Hi guys,
I compared the dihedral coefficients in the loplsaa.lt of the latest moltempalte (2019-8-28) with those of the original papers (Sui, Pluhackova, Böckmann, J.Chem.Theory.Comp (2012), 8(4), 1459 and Pluhackova,…,Böckmann, J.Phys.Chem.B (2015), 119(49), 15287), and I found some problems.
The dihedral style that Böckmann’s group use is Ryckaert-Bellemans (RB) function:
V = C0 + C1 cos(ϕ) + C2 cos(ϕ)^2 + C3 cos(ϕ)^3
In the moltemplate version (or more accurately, the Tinker version), the dihedral style is a Fourier function, which is called “opls” in LAMMPS:
V = 1/2 * [F1(1+cos(ϕ))+F2(1−cos(2ϕ))+F3(1+cos(3ϕ))+F4(1−cos(4ϕ))]
There is conversion relation to translate a Fourier function to the RB function:
C0 = F2 + (F1+F3)/2.0
C1 = 0.5 * (-F1+3F3)
C2 = -1.0F2 + 4*F4
C3 = -2 * F3
see Eq. (33) of this Gromacs doc:
http://manual.gromacs.org/current/reference-manual/functions/bonded-interactions.html
However, using the above relation to translate a RB function to a Fourier function could sometimes lead to mistake. If you use the above relation to convert the parameters for RB (C0~C3) to “opls” parameters (F1~F4), you’ll find you don’t really need C0, C1~C3 are sufficient to yield F1~F3, and F4 = 0. This is how Tinker convert the parameters to “opls” form. Then when you use these resulted F1~F4 to calculate back to C0’~C3’, you’ll find the C0’ don’t equal to the original C0. (I’ve tested the parameters from loplsaa.lt, trying to convert them back to the orignal RB form, and it turned out that I obtained correct C1~C3 but failed to get correct C0). Böckmann’s group also performed a conversion in their first lopls paper (Siu et al. 2012, see Table 2). If you use the above relation to convert their Fourier dihedral parameters (middle part of that table), you can’t get their correct C0 either.

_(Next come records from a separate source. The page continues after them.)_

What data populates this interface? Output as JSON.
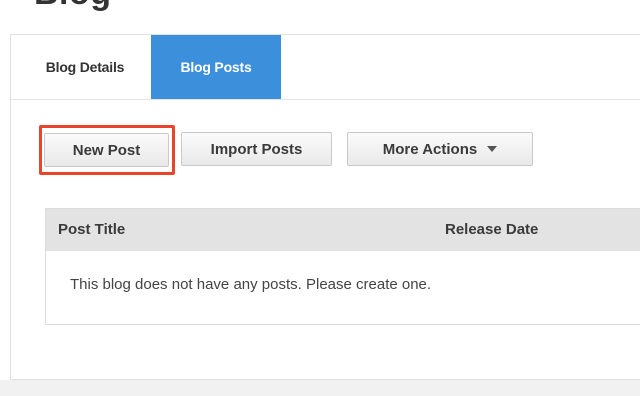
{
  "page": {
    "title": "Blog"
  },
  "tabs": [
    {
      "label": "Blog Details",
      "active": false
    },
    {
      "label": "Blog Posts",
      "active": true
    }
  ],
  "toolbar": {
    "new_post_label": "New Post",
    "import_posts_label": "Import Posts",
    "more_actions_label": "More Actions"
  },
  "table": {
    "columns": [
      "Post Title",
      "Release Date"
    ],
    "empty_message": "This blog does not have any posts. Please create one."
  },
  "colors": {
    "active_tab": "#3c8fdb",
    "highlight": "#e8452c",
    "table_header": "#e3e3e3"
  }
}
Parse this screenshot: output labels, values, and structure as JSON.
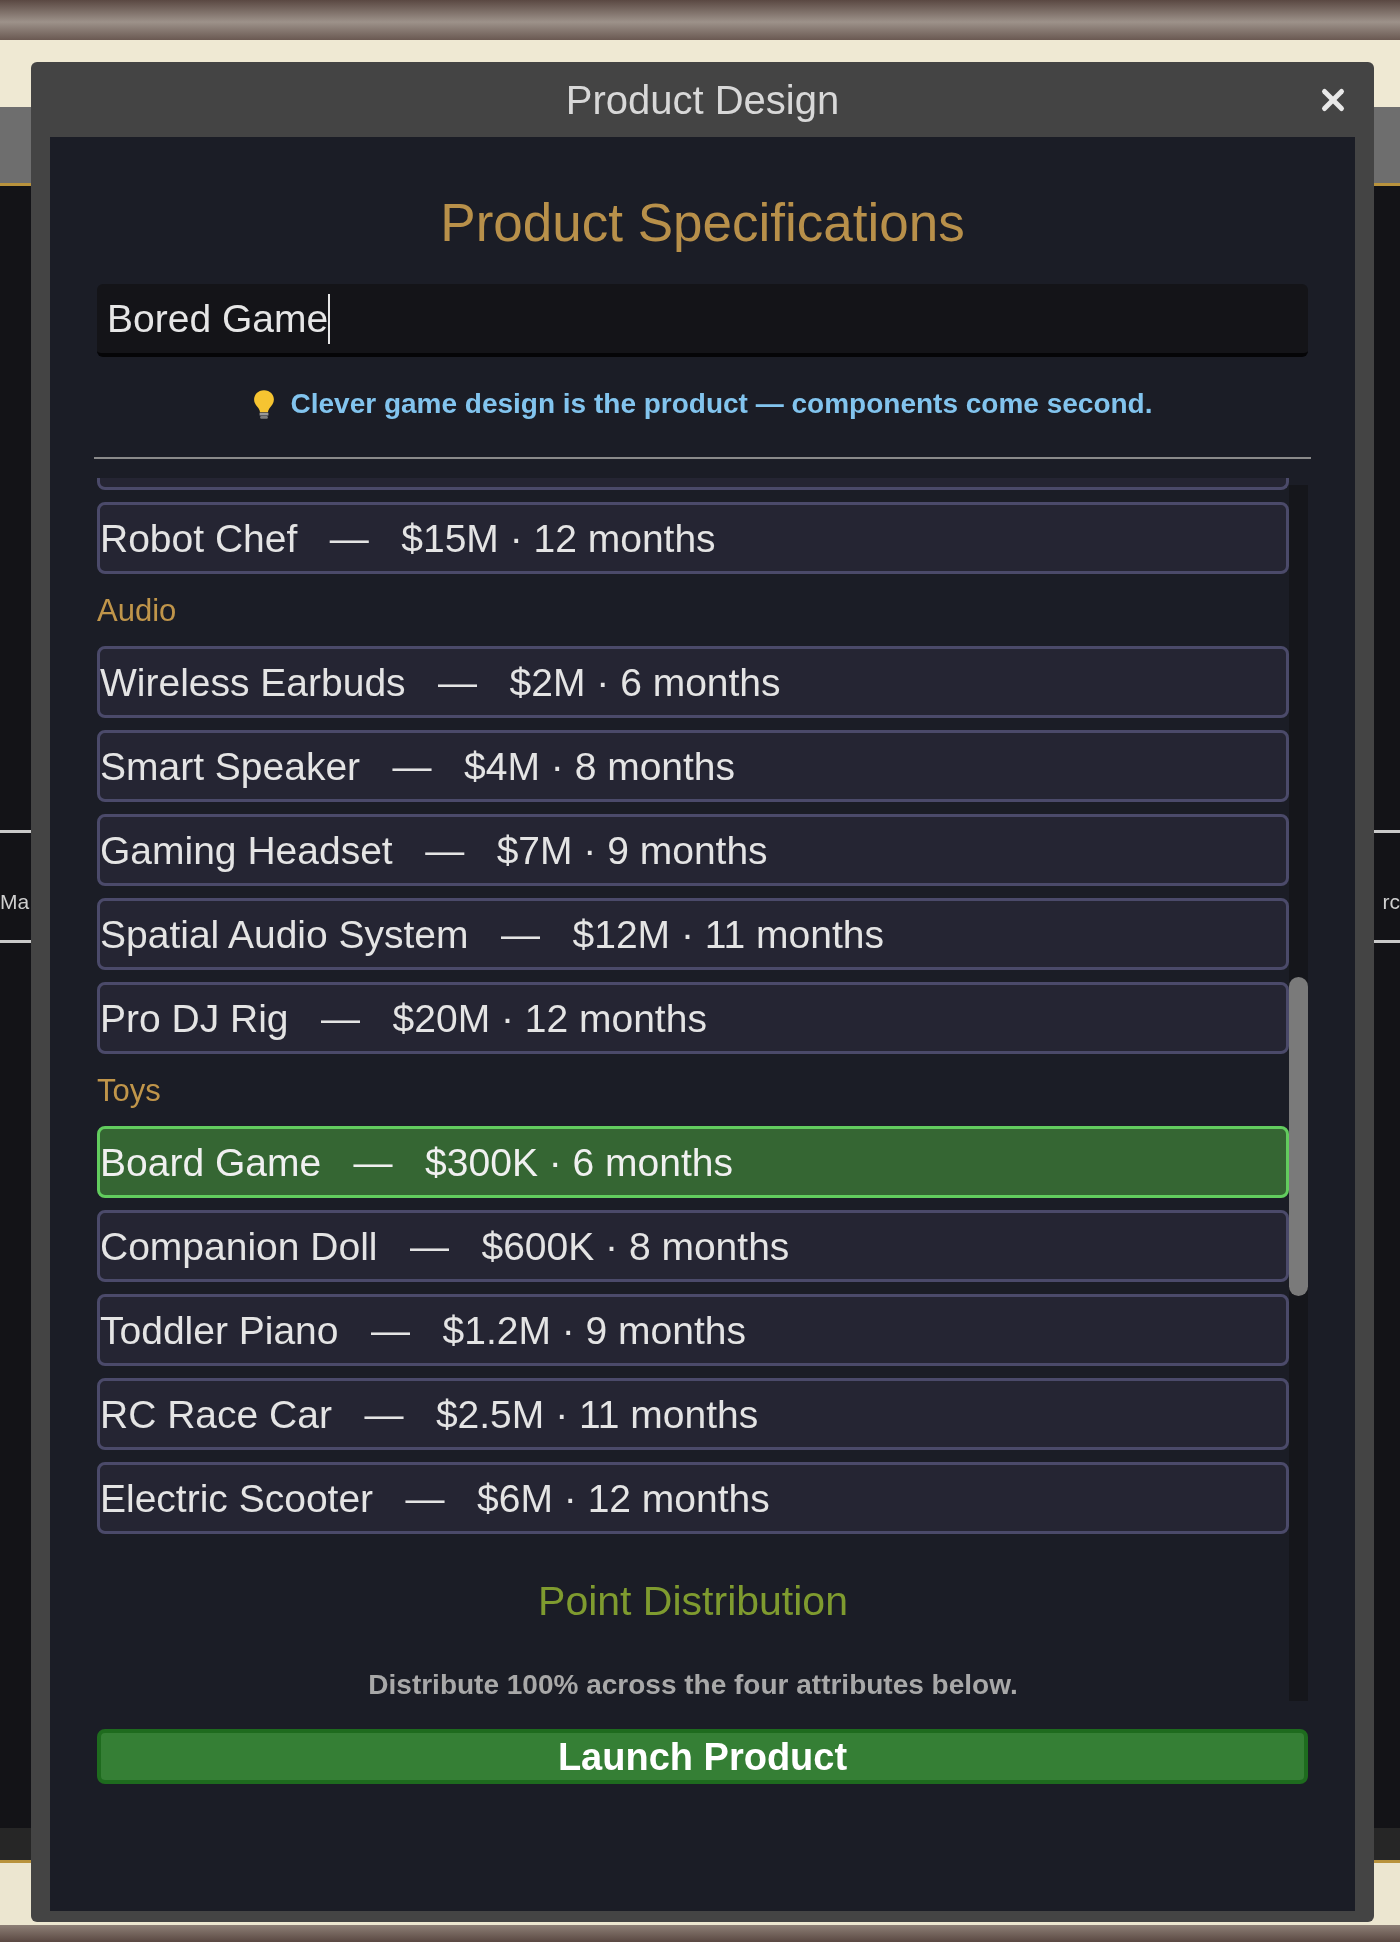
{
  "backdrop": {
    "left_label": "Ma",
    "right_label": "rc"
  },
  "dialog": {
    "title": "Product Design"
  },
  "form": {
    "heading": "Product Specifications",
    "name_field": {
      "value": "Bored Game"
    },
    "hint": "Clever game design is the product — components come second."
  },
  "catalog": [
    {
      "kind": "item",
      "label": "Robot Chef   —   $15M · 12 months",
      "selected": false
    },
    {
      "kind": "category",
      "label": "Audio"
    },
    {
      "kind": "item",
      "label": "Wireless Earbuds   —   $2M · 6 months",
      "selected": false
    },
    {
      "kind": "item",
      "label": "Smart Speaker   —   $4M · 8 months",
      "selected": false
    },
    {
      "kind": "item",
      "label": "Gaming Headset   —   $7M · 9 months",
      "selected": false
    },
    {
      "kind": "item",
      "label": "Spatial Audio System   —   $12M · 11 months",
      "selected": false
    },
    {
      "kind": "item",
      "label": "Pro DJ Rig   —   $20M · 12 months",
      "selected": false
    },
    {
      "kind": "category",
      "label": "Toys"
    },
    {
      "kind": "item",
      "label": "Board Game   —   $300K · 6 months",
      "selected": true
    },
    {
      "kind": "item",
      "label": "Companion Doll   —   $600K · 8 months",
      "selected": false
    },
    {
      "kind": "item",
      "label": "Toddler Piano   —   $1.2M · 9 months",
      "selected": false
    },
    {
      "kind": "item",
      "label": "RC Race Car   —   $2.5M · 11 months",
      "selected": false
    },
    {
      "kind": "item",
      "label": "Electric Scooter   —   $6M · 12 months",
      "selected": false
    }
  ],
  "distribution": {
    "heading": "Point Distribution",
    "description": "Distribute 100% across the four attributes below."
  },
  "launch_button": "Launch Product"
}
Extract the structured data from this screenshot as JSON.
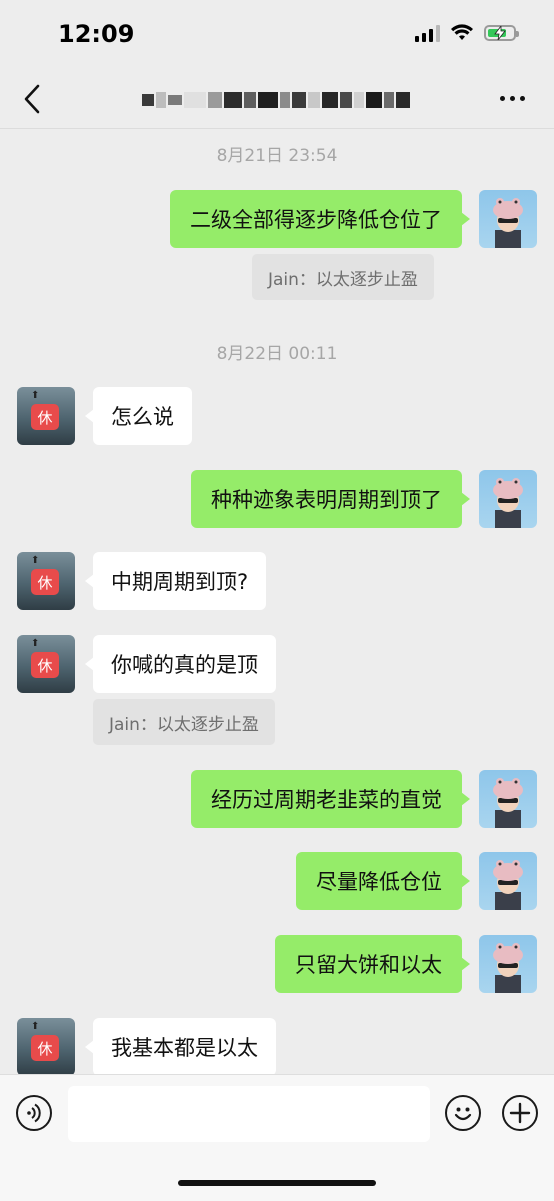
{
  "status": {
    "time": "12:09"
  },
  "nav": {
    "back_icon": "chevron-left-icon",
    "more_icon": "more-dots-icon"
  },
  "messages": {
    "ts1": "8月21日 23:54",
    "m1": "二级全部得逐步降低仓位了",
    "q1": "Jain：以太逐步止盈",
    "ts2": "8月22日 00:11",
    "m2": "怎么说",
    "m3": "种种迹象表明周期到顶了",
    "m4": "中期周期到顶?",
    "m5": "你喊的真的是顶",
    "q2": "Jain：以太逐步止盈",
    "m6": "经历过周期老韭菜的直觉",
    "m7": "尽量降低仓位",
    "m8": "只留大饼和以太",
    "m9": "我基本都是以太"
  },
  "avatars": {
    "other_badge": "休"
  },
  "input": {
    "value": "",
    "voice_icon": "voice-icon",
    "emoji_icon": "emoji-icon",
    "plus_icon": "plus-icon"
  },
  "colors": {
    "my_bubble": "#95ec69",
    "other_bubble": "#ffffff",
    "background": "#ededed",
    "badge": "#e84b4b"
  }
}
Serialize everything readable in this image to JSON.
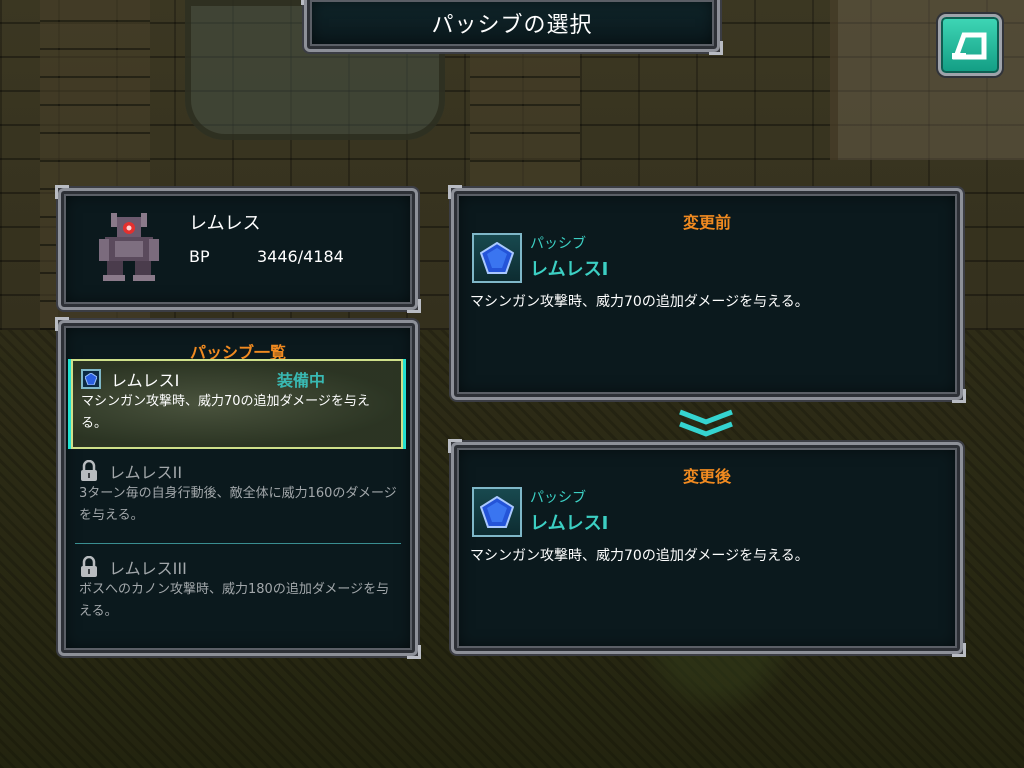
{
  "header": {
    "title": "パッシブの選択"
  },
  "back_button": {
    "icon": "back-arrow-icon",
    "color": "#2bc4a4"
  },
  "character": {
    "name": "レムレス",
    "bp_label": "BP",
    "bp_value": "3446/4184"
  },
  "passive_list": {
    "title": "パッシブ一覧",
    "items": [
      {
        "name": "レムレスI",
        "status": "装備中",
        "description": "マシンガン攻撃時、威力70の追加ダメージを与える。",
        "locked": false,
        "selected": true
      },
      {
        "name": "レムレスII",
        "description": "3ターン毎の自身行動後、敵全体に威力160のダメージを与える。",
        "locked": true
      },
      {
        "name": "レムレスIII",
        "description": "ボスへのカノン攻撃時、威力180の追加ダメージを与える。",
        "locked": true
      }
    ]
  },
  "before": {
    "title": "変更前",
    "category": "パッシブ",
    "name": "レムレスI",
    "description": "マシンガン攻撃時、威力70の追加ダメージを与える。"
  },
  "after": {
    "title": "変更後",
    "category": "パッシブ",
    "name": "レムレスI",
    "description": "マシンガン攻撃時、威力70の追加ダメージを与える。"
  },
  "colors": {
    "accent_orange": "#f08a20",
    "accent_cyan": "#3ccfc3",
    "panel_bg": "#0b191d"
  }
}
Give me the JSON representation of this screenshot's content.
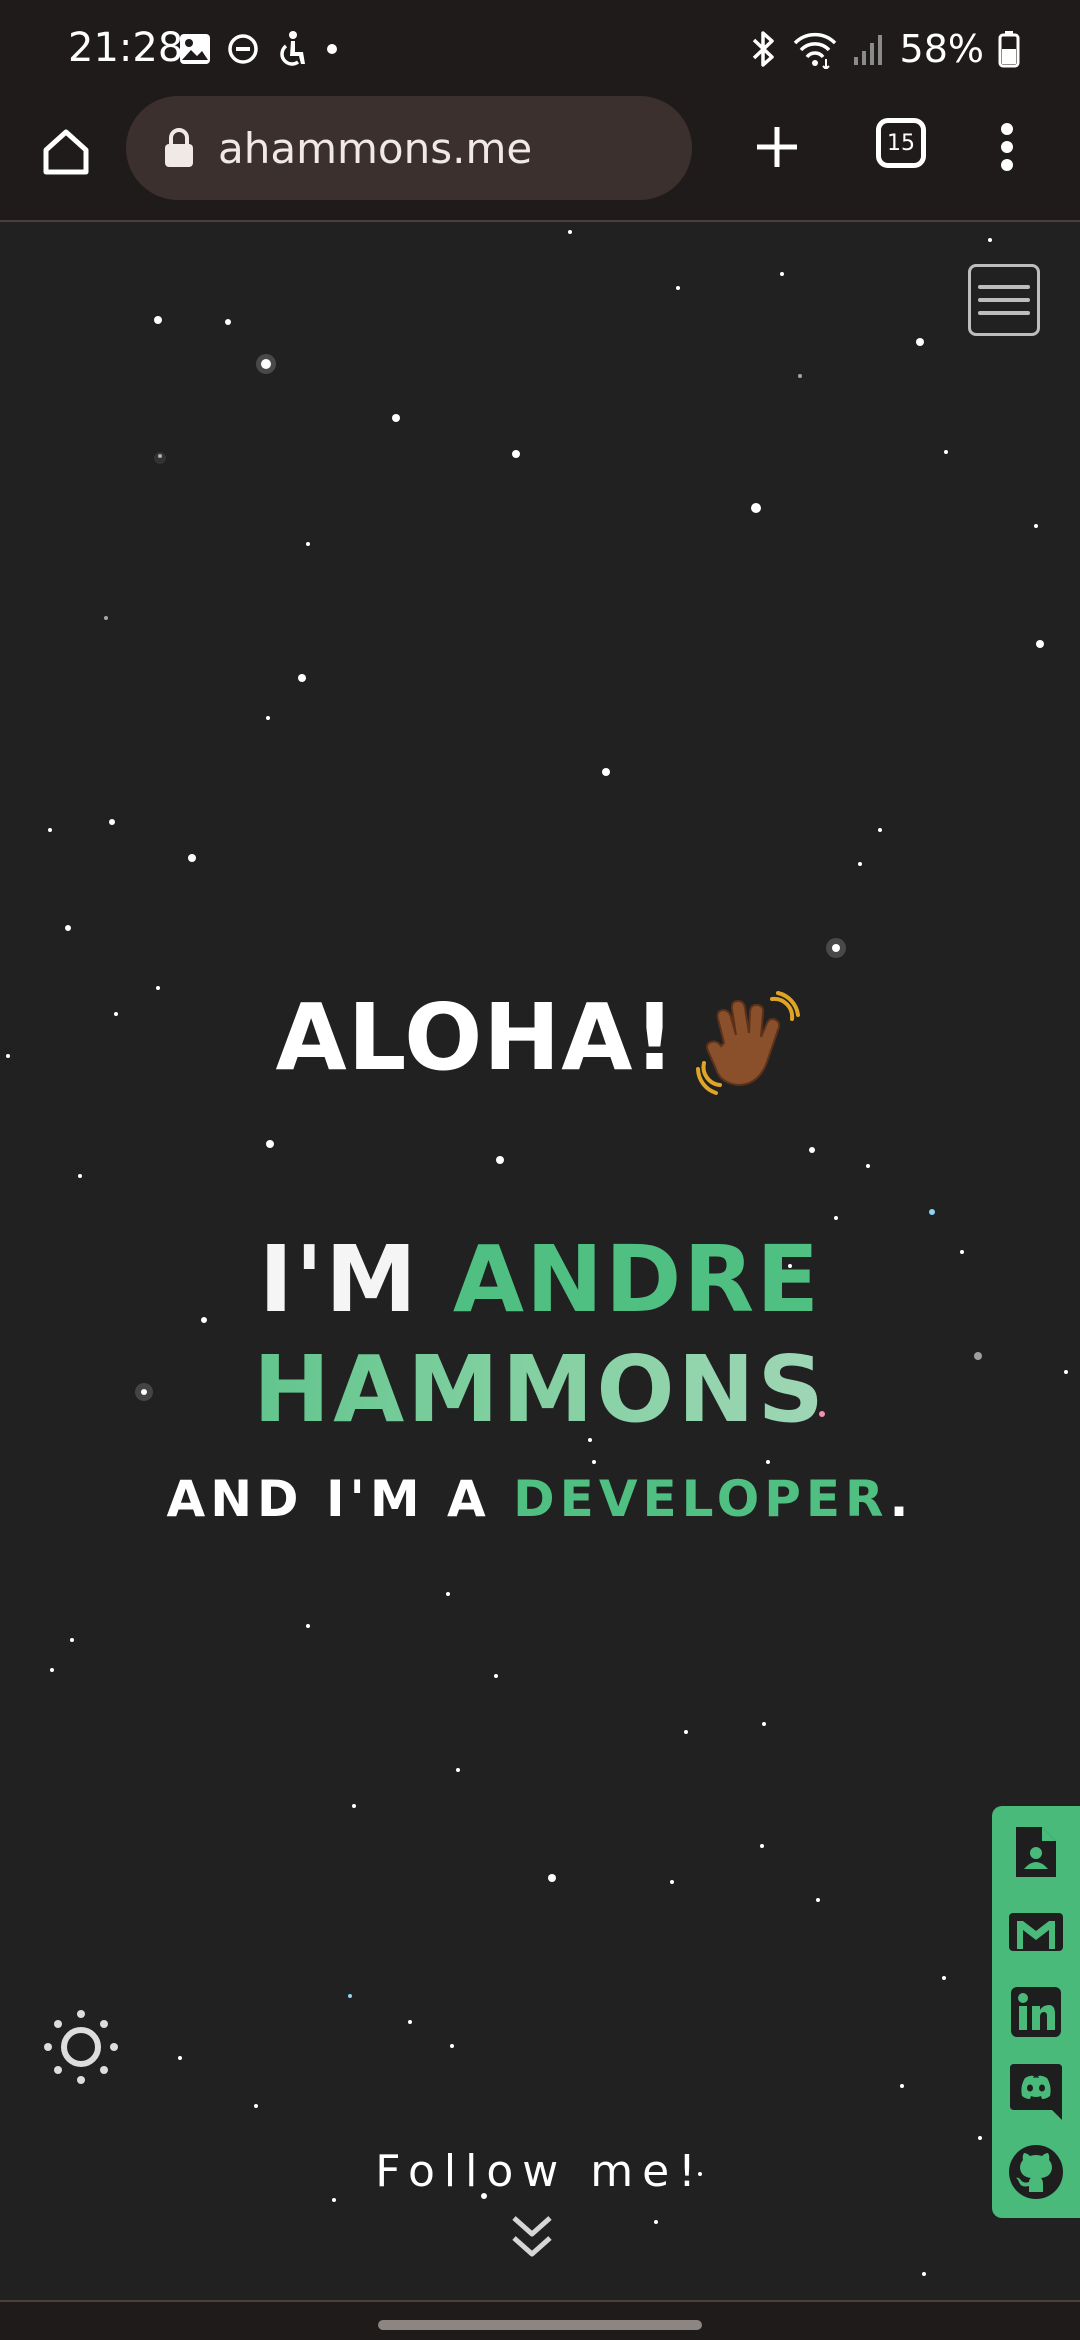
{
  "status_bar": {
    "time": "21:28",
    "battery": "58%",
    "icons_left": [
      "gallery-icon",
      "do-not-disturb-icon",
      "accessibility-icon",
      "dot-icon"
    ],
    "icons_right": [
      "bluetooth-icon",
      "wifi-icon",
      "signal-icon",
      "battery-icon"
    ]
  },
  "browser": {
    "url": "ahammons.me",
    "tab_count": "15"
  },
  "hero": {
    "greeting": "ALOHA!",
    "intro_prefix": "I'M",
    "first_name": "ANDRE",
    "last_name": "HAMMONS",
    "tagline_prefix": "AND I'M A",
    "role": "DEVELOPER",
    "tagline_suffix": "."
  },
  "social_links": [
    "resume-icon",
    "email-icon",
    "linkedin-icon",
    "discord-icon",
    "github-icon"
  ],
  "footer": {
    "follow_text": "Follow me!"
  },
  "colors": {
    "accent": "#4aba7b",
    "background": "#212121",
    "chrome": "#1f1b1a"
  }
}
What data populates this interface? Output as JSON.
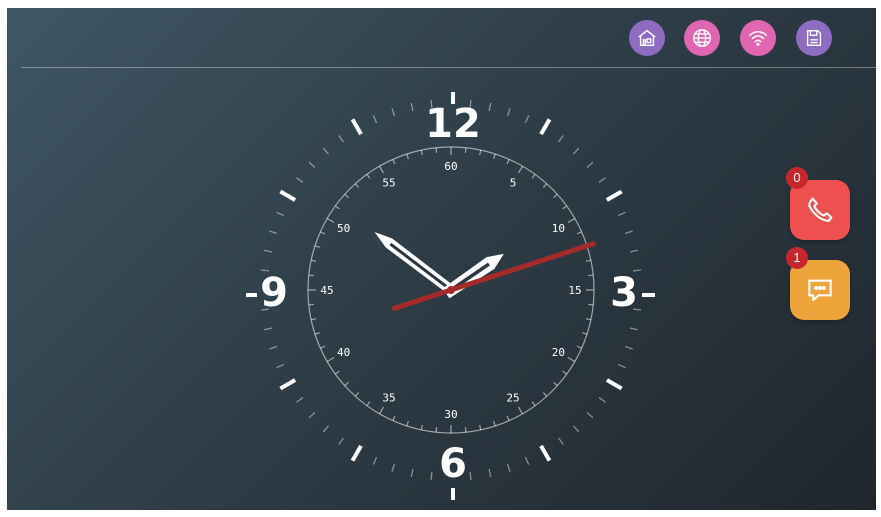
{
  "status_bar": {
    "icons": [
      {
        "name": "home-icon",
        "color": "#8d6cc2"
      },
      {
        "name": "globe-icon",
        "color": "#e166b1"
      },
      {
        "name": "wifi-icon",
        "color": "#e166b1"
      },
      {
        "name": "save-icon",
        "color": "#8d6cc2"
      }
    ]
  },
  "clock": {
    "hour_numerals": {
      "n12": "12",
      "n3": "3",
      "n6": "6",
      "n9": "9"
    },
    "minute_labels": [
      "60",
      "5",
      "10",
      "15",
      "20",
      "25",
      "30",
      "35",
      "40",
      "45",
      "50",
      "55"
    ],
    "time": {
      "hours": 1,
      "minutes": 51,
      "seconds": 12
    },
    "second_hand_color": "#a52a2a"
  },
  "actions": {
    "call": {
      "badge": "0",
      "color": "#ee4f4f",
      "icon": "phone-icon"
    },
    "message": {
      "badge": "1",
      "color": "#eda43a",
      "icon": "message-icon"
    }
  }
}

Actually, given a RB function with C0,C1,C2,C3, the corresonding Fourier function should be:
V = 1/2 * [F0(1+cos(0)+F1(1+cos(ϕ))+F2(1−cos(2ϕ))+F3(1+cos(3ϕ))+F4(1−cos(4ϕ)]
= F0 + 1/2 * [F1(1+cos(ϕ))+F2(1−cos(2ϕ))+F3(1+cos(3ϕ))+F4(1−cos(4ϕ)]
I guess this may be what Böckmann’s group actually used for conversion. The constant term, F0, is essential to account for the C0. Using this form to translate their Fourier parameters, I successfully reproduced the C0~C4.
Therefore, I think we can’t use “opls” dihedral-style in LAMMPS to convert the RB dihedral function (like Tinker did). Instead, an option is to use “multi/harmonic” dihedral-style in LAMMPS which is the same form as the RB function.
I hope anyone can correct me if I’m wrong. Any comments or ideas are welcome!